Erforschung der Biodiversität: „Es kann schmerzhaft werden“
Die UNO will den Zustand der Biodiversität untersuchen. Das wissenschaftliche Gremium soll nach dem Vorbild des Weltklimarats IPCC agieren.
BERLIN taz | Welche Tier- und Pflanzenarten sterben gerade aus und warum? Wie viel Geld ist die Dienstleistung wert, die Bienen beim Bestäuben von Pflanzen erbringen? Welche einwandernden Arten sind gefährlich für ein Ökosystem? Was ist ein Stück Regenwald wert, das nicht für eine Rinderweide gerodet wird?
Diese und andere zentrale Fragen zu Artenvielfalt und „Ökosystem-Dienstleistungen“ wird ein globales wissenschaftliches Gremium in den kommenden Jahren beantworten.
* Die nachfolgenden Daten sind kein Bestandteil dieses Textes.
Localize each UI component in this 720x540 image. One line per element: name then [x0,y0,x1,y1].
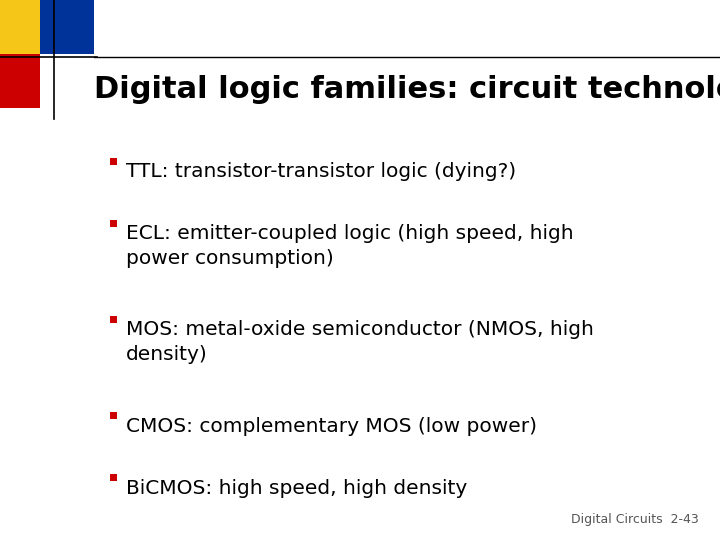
Text: Digital logic families: circuit technology: Digital logic families: circuit technolo… [94,75,720,104]
Text: CMOS: complementary MOS (low power): CMOS: complementary MOS (low power) [126,417,537,436]
Bar [110,474,117,482]
Bar [110,220,117,227]
Bar [110,158,117,165]
Text: BiCMOS: high speed, high density: BiCMOS: high speed, high density [126,479,467,498]
Text: MOS: metal-oxide semiconductor (NMOS, high
density): MOS: metal-oxide semiconductor (NMOS, hi… [126,320,594,364]
Text: TTL: transistor-transistor logic (dying?): TTL: transistor-transistor logic (dying?… [126,162,516,181]
Text: ECL: emitter-coupled logic (high speed, high
power consumption): ECL: emitter-coupled logic (high speed, … [126,224,574,268]
Bar [110,412,117,420]
Bar [110,316,117,323]
Bar [75,84,84,93]
Text: Digital Circuits  2-43: Digital Circuits 2-43 [571,514,698,526]
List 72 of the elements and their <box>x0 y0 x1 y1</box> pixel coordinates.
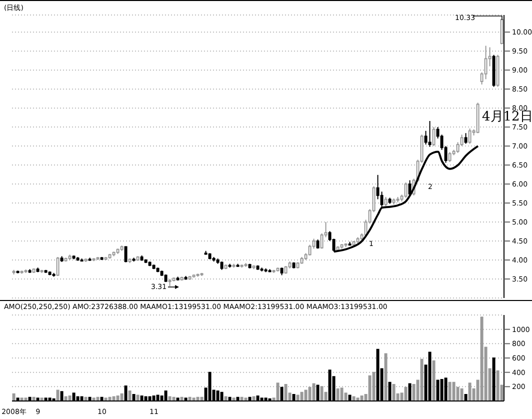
candlestick <box>384 196 388 207</box>
candlestick <box>464 132 468 144</box>
bar <box>200 396 204 401</box>
bar <box>128 390 132 401</box>
bar <box>420 358 424 401</box>
bar <box>68 395 72 401</box>
bar <box>92 398 96 401</box>
candlestick <box>424 130 428 146</box>
bar <box>384 353 388 401</box>
bar <box>432 360 436 401</box>
candlestick <box>320 232 324 250</box>
candlestick <box>484 45 488 80</box>
candlestick <box>432 126 436 147</box>
bar <box>340 388 344 401</box>
bar <box>244 398 248 401</box>
bar <box>448 382 452 401</box>
bar <box>452 382 456 401</box>
bar <box>300 392 304 401</box>
bar <box>24 398 28 401</box>
bar <box>20 398 24 401</box>
bar <box>136 394 140 401</box>
bar <box>284 384 288 401</box>
bar <box>368 375 372 401</box>
candlestick <box>56 256 60 276</box>
annotation: 4月12日 <box>482 109 532 124</box>
candlestick <box>404 182 408 198</box>
bar <box>32 396 36 401</box>
candlestick <box>124 246 128 263</box>
bar <box>372 372 376 401</box>
bar <box>240 396 244 401</box>
bar <box>108 396 112 401</box>
bar <box>460 388 464 401</box>
bar <box>120 393 124 401</box>
bar <box>40 398 44 401</box>
bar <box>312 383 316 401</box>
bar <box>252 396 256 401</box>
bar <box>192 398 196 401</box>
bar <box>404 386 408 401</box>
bar <box>392 384 396 401</box>
bar <box>172 396 176 401</box>
bar <box>64 396 68 401</box>
bar <box>196 396 200 401</box>
bar <box>96 396 100 401</box>
candlestick <box>448 152 452 163</box>
bar <box>296 394 300 401</box>
bar <box>320 386 324 401</box>
bar <box>180 396 184 401</box>
bar <box>12 393 16 401</box>
bar <box>308 386 312 401</box>
candlestick <box>428 120 432 148</box>
bar <box>480 316 484 401</box>
bar <box>360 395 364 401</box>
bar <box>168 396 172 401</box>
bar <box>496 370 500 401</box>
bar <box>352 396 356 401</box>
bar <box>56 390 60 401</box>
bar <box>468 382 472 401</box>
bar <box>304 390 308 401</box>
bar <box>116 395 120 401</box>
candlestick <box>380 191 384 208</box>
bar <box>224 396 228 401</box>
bar <box>276 382 280 401</box>
bar <box>356 398 360 401</box>
candlestick <box>408 180 412 196</box>
bar <box>232 398 236 401</box>
bar <box>188 396 192 401</box>
bar <box>104 398 108 401</box>
candlestick <box>308 244 312 256</box>
candlestick <box>468 128 472 144</box>
bar <box>84 396 88 401</box>
bar <box>112 396 116 401</box>
bar <box>336 388 340 401</box>
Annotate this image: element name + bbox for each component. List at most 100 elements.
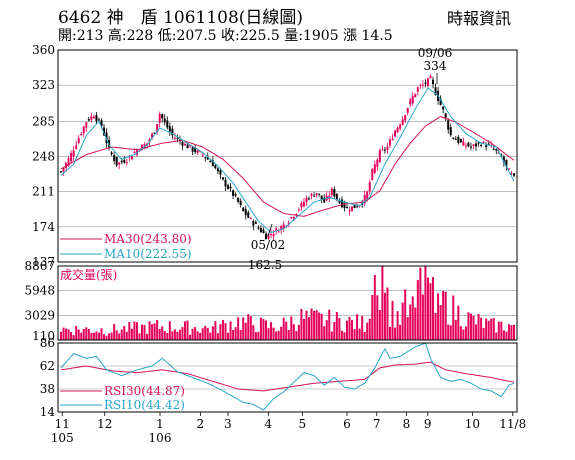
volume-bar [452,295,455,340]
x-month-label: 10 [465,417,480,431]
candle-body [140,144,143,151]
volume-bar [282,317,285,340]
volume-bar [60,331,62,340]
candle-body [404,115,407,121]
x-month-label: 9 [424,417,432,431]
volume-bar [302,318,305,340]
candle-body [267,234,270,239]
volume-bar [500,321,503,340]
volume-bar [130,328,133,340]
volume-bar [434,312,437,340]
volume-bar [391,300,394,340]
volume-bar [90,332,93,340]
volume-bar [378,310,381,340]
candle-body [411,96,414,104]
ma30-line [60,115,515,217]
candle-body [406,108,409,113]
candle-body [510,173,513,175]
candle-body [323,197,326,203]
candle-body [130,156,133,160]
candle-body [239,200,242,206]
volume-bar [254,332,257,340]
volume-bar [125,331,128,340]
candle-body [467,142,470,147]
volume-bar [383,292,386,340]
volume-bar [214,321,217,340]
candle-body [449,127,452,136]
candle-body [368,182,371,192]
candle-body [396,127,399,133]
candle-body [290,217,293,219]
volume-bar [143,324,146,340]
candle-body [95,115,98,122]
candle-body [87,119,90,121]
grid-lines [58,49,517,413]
candle-body [487,143,490,145]
candle-body [444,113,447,119]
volume-bar [267,328,270,340]
volume-bar [447,324,450,340]
candle-body [419,85,422,87]
x-month-label: 7 [373,417,381,431]
candle-body [434,87,437,96]
volume-bar [290,316,293,340]
candle-body [495,149,498,151]
peak-date-label: 09/06 [418,46,453,60]
volume-bar [472,315,475,340]
candle-body [75,145,78,149]
candle-body [282,224,285,229]
candle-body [232,190,235,196]
volume-bar [110,332,113,340]
volume-bar [280,326,283,340]
volume-bar [318,312,321,340]
candle-body [485,145,488,148]
volume-bar [305,310,308,340]
volume-bar [181,327,184,340]
volume-bar [232,330,235,340]
candle-body [348,210,351,212]
candle-body [234,193,237,196]
volume-bar [330,331,333,340]
candle-body [158,114,161,123]
volume-bar [199,332,202,340]
volume-bar [173,329,176,340]
volume-bar [315,310,318,340]
price-tick-label: 137 [32,255,55,269]
volume-bar [196,331,199,340]
volume-bar [171,331,174,340]
candle-body [184,143,187,146]
candle-body [426,78,429,87]
candle-body [125,162,128,164]
volume-bar [201,328,204,340]
volume-bar [72,335,75,340]
candle-body [381,148,384,150]
volume-bar [335,312,338,340]
candle-body [477,142,480,144]
candle-body [308,198,311,200]
candle-body [452,137,455,139]
volume-bar [128,322,131,340]
candle-body [388,139,391,146]
candle-body [82,126,85,134]
volume-bar [338,318,341,340]
volume-bar [123,326,126,340]
volume-tick-label: 3029 [24,308,55,322]
candle-body [72,150,75,157]
candle-body [383,149,386,151]
volume-bar [325,320,328,340]
volume-bar [495,332,498,340]
volume-bar [313,310,316,340]
volume-bar [262,319,265,340]
candle-body [480,145,483,147]
volume-bar [186,320,189,340]
volume-bar [300,308,303,340]
volume-bar [252,325,255,340]
candle-body [333,189,336,197]
volume-bar [148,321,151,340]
candle-body [280,226,283,230]
price-tick-label: 248 [32,149,55,163]
volume-bar [376,295,379,340]
candle-body [216,168,219,172]
volume-bar [432,277,435,340]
Am Samstag verabschiedeten 123 Staaten der Biodiversitätskonvention (CBD) bei ihrer dritten Tagung in Bonn ein detailliertes Arbeitsprogramm für den UN-Weltartenschutzrat IPBES. Allerdings fehlen noch etwa 20 Millionen Dollar für seine Finanzierung.
Nach dem Vorbild des Weltklimarats IPCC werden in den nächsten Jahren Hunderte von Forschern ausschwärmen, um Informationen aus der Wissenschaft, von Umweltgruppen, der Industrie und indigenen Gruppen zusammenzutragen. Den Stand der Dinge werden sie in Berichten für die Entscheider in der Politik zusammenfassen.
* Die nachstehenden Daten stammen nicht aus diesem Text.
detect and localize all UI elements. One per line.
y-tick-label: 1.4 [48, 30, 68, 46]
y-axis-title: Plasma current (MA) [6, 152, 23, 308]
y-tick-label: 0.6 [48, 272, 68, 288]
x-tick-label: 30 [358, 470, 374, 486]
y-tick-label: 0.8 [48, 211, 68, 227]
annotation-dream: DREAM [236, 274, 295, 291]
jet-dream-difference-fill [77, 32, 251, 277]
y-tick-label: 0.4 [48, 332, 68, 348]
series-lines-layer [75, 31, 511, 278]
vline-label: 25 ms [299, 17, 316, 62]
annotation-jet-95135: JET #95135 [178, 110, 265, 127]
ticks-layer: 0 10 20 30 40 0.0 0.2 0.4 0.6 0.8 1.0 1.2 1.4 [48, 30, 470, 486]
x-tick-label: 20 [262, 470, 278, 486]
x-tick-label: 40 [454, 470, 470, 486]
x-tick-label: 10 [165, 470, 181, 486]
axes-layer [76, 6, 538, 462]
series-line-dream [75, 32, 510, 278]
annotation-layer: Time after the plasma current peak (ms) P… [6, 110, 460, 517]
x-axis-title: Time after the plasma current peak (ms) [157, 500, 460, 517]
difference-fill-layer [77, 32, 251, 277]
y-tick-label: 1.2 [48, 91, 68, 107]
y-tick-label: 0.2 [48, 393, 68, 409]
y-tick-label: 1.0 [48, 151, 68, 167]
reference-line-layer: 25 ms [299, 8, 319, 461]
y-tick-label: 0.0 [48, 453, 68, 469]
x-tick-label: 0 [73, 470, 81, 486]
Bis 2018 sollen vier zentrale Themen behandelt werden: die Bestäubung von Lebensmitteln, die nachhaltige Nutzung von Natur- und Agrarflächen, invasive, also einwandernde Arten und die Restaurierung von zerstörten Ökosystemen. Den ersten Bericht zur Bestäubung (wo es auch um das Bienensterben gehen soll) wollen die Experten bereits im nächsten Jahr vorlegen.
Die Probleme kommen erst noch
Diese Themen werden in verschiedenen Regionen durchleuchtet: Für Afrika, Asien, Europa und Lateinamerika sollen bis 2017 eigene Berichte erstellt werden. Den Abschluss bildet dann 2019 ein umfassender Bericht über den Zustand der globalen biologischen Vielfalt. „Wir haben ein enormes Arbeitspensum vor uns“, sagte Nicola Breier von der deutschen Delegation. Die Atmosphäre des Treffens in Bonn sei „sehr konstruktiv“.
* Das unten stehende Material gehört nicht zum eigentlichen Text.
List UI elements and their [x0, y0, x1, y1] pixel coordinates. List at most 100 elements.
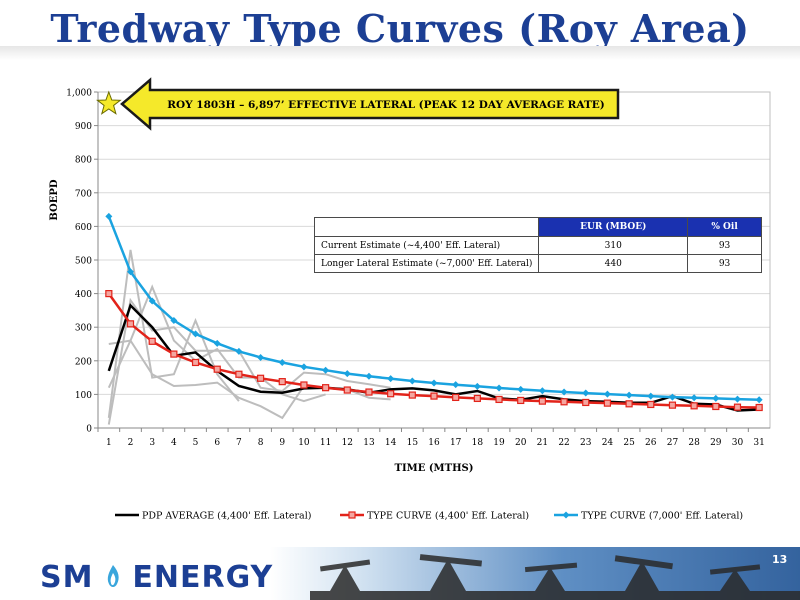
y-tick-label: 700 [75, 189, 92, 199]
x-tick-label: 11 [320, 438, 331, 448]
x-tick-label: 1 [106, 438, 112, 448]
x-tick-label: 28 [688, 438, 700, 448]
background-well-line [107, 284, 326, 403]
pumpjack-silhouettes-icon [310, 554, 800, 600]
x-tick-label: 13 [363, 438, 375, 448]
x-axis-label: TIME (MTHS) [395, 463, 474, 474]
data-point [668, 401, 677, 409]
data-point [191, 358, 200, 367]
callout-arrow [120, 77, 620, 131]
table-cell-eur: 310 [538, 236, 689, 255]
x-tick-label: 17 [450, 438, 462, 448]
data-point [322, 384, 330, 392]
data-point [148, 337, 156, 345]
data-point [256, 374, 265, 382]
x-tick-label: 15 [407, 438, 419, 448]
table-cell-label: Current Estimate (~4,400' Eff. Lateral) [313, 236, 540, 255]
y-axis-label: BOEPD [49, 179, 60, 220]
data-point [127, 268, 135, 276]
table-cell-eur: 440 [538, 254, 689, 273]
data-point [712, 402, 720, 411]
x-tick-label: 24 [602, 438, 614, 448]
data-point [517, 385, 525, 393]
data-point [582, 389, 590, 397]
data-point [712, 394, 720, 402]
data-point [387, 375, 395, 383]
data-point [213, 365, 221, 373]
data-point [603, 390, 611, 398]
data-point [517, 396, 525, 405]
x-tick-labels: 1 2 3 4 5 6 7 8 9 10 11 12 13 14 15 16 17 18 19 20 21 22 23 24 2… [106, 438, 765, 448]
data-point [213, 339, 221, 347]
x-tick-label: 31 [753, 438, 764, 448]
star-shape [96, 90, 122, 115]
x-tick-label: 3 [149, 438, 155, 448]
data-point [105, 290, 113, 298]
x-tick-label: 8 [258, 438, 264, 448]
table-row: Current Estimate (~4,400' Eff. Lateral) … [313, 236, 762, 255]
data-point [690, 394, 698, 402]
data-point [538, 387, 546, 395]
data-point [170, 350, 178, 358]
data-point [473, 394, 481, 403]
x-tick-label: 19 [493, 438, 505, 448]
background-well-line [107, 297, 391, 425]
data-point [755, 396, 763, 404]
x-tick-label: 2 [128, 438, 134, 448]
data-point [452, 393, 460, 402]
data-point [300, 363, 308, 371]
y-tick-labels: 0 100 200 300 400 500 600 700 800 900 1,000 [66, 89, 92, 435]
eur-table-header-eur: EUR (MBOE) [538, 217, 689, 237]
x-tick-label: 20 [515, 438, 527, 448]
x-tick-label: 21 [537, 438, 548, 448]
logo-sm: SM [40, 560, 94, 595]
y-tick-label: 200 [75, 357, 92, 367]
table-cell-label: Longer Lateral Estimate (~7,000' Eff. La… [313, 254, 540, 273]
data-point [755, 403, 763, 412]
x-tick-label: 26 [645, 438, 657, 448]
flame-icon [105, 563, 121, 589]
highlight-star-icon [96, 90, 122, 115]
y-tick-label: 100 [75, 391, 92, 401]
data-point [560, 388, 568, 396]
eur-table: EUR (MBOE) % Oil Current Estimate (~4,40… [313, 217, 762, 273]
data-point [690, 402, 698, 410]
data-point [603, 399, 612, 407]
legend-label: PDP AVERAGE (4,400' Eff. Lateral) [142, 511, 311, 522]
data-point [365, 372, 373, 380]
table-cell-oil: 93 [687, 236, 762, 255]
eur-table-header-blank [313, 217, 540, 237]
data-point [408, 377, 416, 385]
series-square [105, 290, 763, 412]
x-tick-label: 18 [472, 438, 484, 448]
legend-label: TYPE CURVE (4,400' Eff. Lateral) [367, 511, 529, 522]
legend-entry: TYPE CURVE (4,400' Eff. Lateral) [340, 511, 529, 522]
x-tick-label: 5 [193, 438, 199, 448]
data-point [538, 397, 546, 405]
data-point [365, 388, 373, 396]
page-number: 13 [772, 553, 788, 566]
callout-text: ROY 1803H – 6,897’ EFFECTIVE LATERAL (PE… [167, 99, 604, 111]
legend-entry: PDP AVERAGE (4,400' Eff. Lateral) [115, 511, 311, 522]
eur-table-header: EUR (MBOE) % Oil [313, 217, 762, 237]
background-wells [107, 249, 391, 425]
y-tick-label: 500 [75, 257, 92, 267]
x-tick-label: 9 [279, 438, 285, 448]
data-point [343, 370, 351, 378]
x-tick-label: 30 [732, 438, 744, 448]
data-point [257, 353, 265, 361]
data-point [560, 398, 568, 406]
data-point [278, 378, 286, 386]
data-point [235, 347, 243, 355]
background-well-line [107, 249, 240, 419]
data-point [495, 384, 503, 392]
x-tick-label: 14 [385, 438, 397, 448]
data-point [148, 297, 156, 305]
sm-energy-logo: SM ENERGY [40, 560, 273, 595]
y-tick-label: 1,000 [66, 89, 92, 99]
x-tick-label: 22 [558, 438, 569, 448]
data-point [473, 382, 481, 390]
table-row: Longer Lateral Estimate (~7,000' Eff. La… [313, 254, 762, 273]
data-point [192, 330, 200, 338]
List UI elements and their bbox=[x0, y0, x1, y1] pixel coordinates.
Das könnte sich bald ändern. Experten erwarten, dass ähnlich wie beim Klimarat IPCC die Probleme beginnen, wenn die Staaten Dokumente absegnen müssen, die ihre wirtschaftlichen Interessen berühren. „Wenn etwa bestimmte Gifte für das Bienensterben verantwortlich sind, wird das die Hersteller und ihre Heimatstaaten treffen“, sagt Günter Mitlacher, Biodiversitätsexperte beim Umweltverband WWF. Auch wenn der Schutz von Wäldern oder von Fischbeständen debattiert wird, „kann das für manche Staaten schmerzhaft werden“.
Wie beim IPCC sollen auch beim IPBES die Schlussberichte Wort für Wort mit den Regierungsdelegationen abgestimmt werden. „Da wird sich dann erweisen, wie unabhängig die Wissenschaft bleibt“, meint Mitlacher.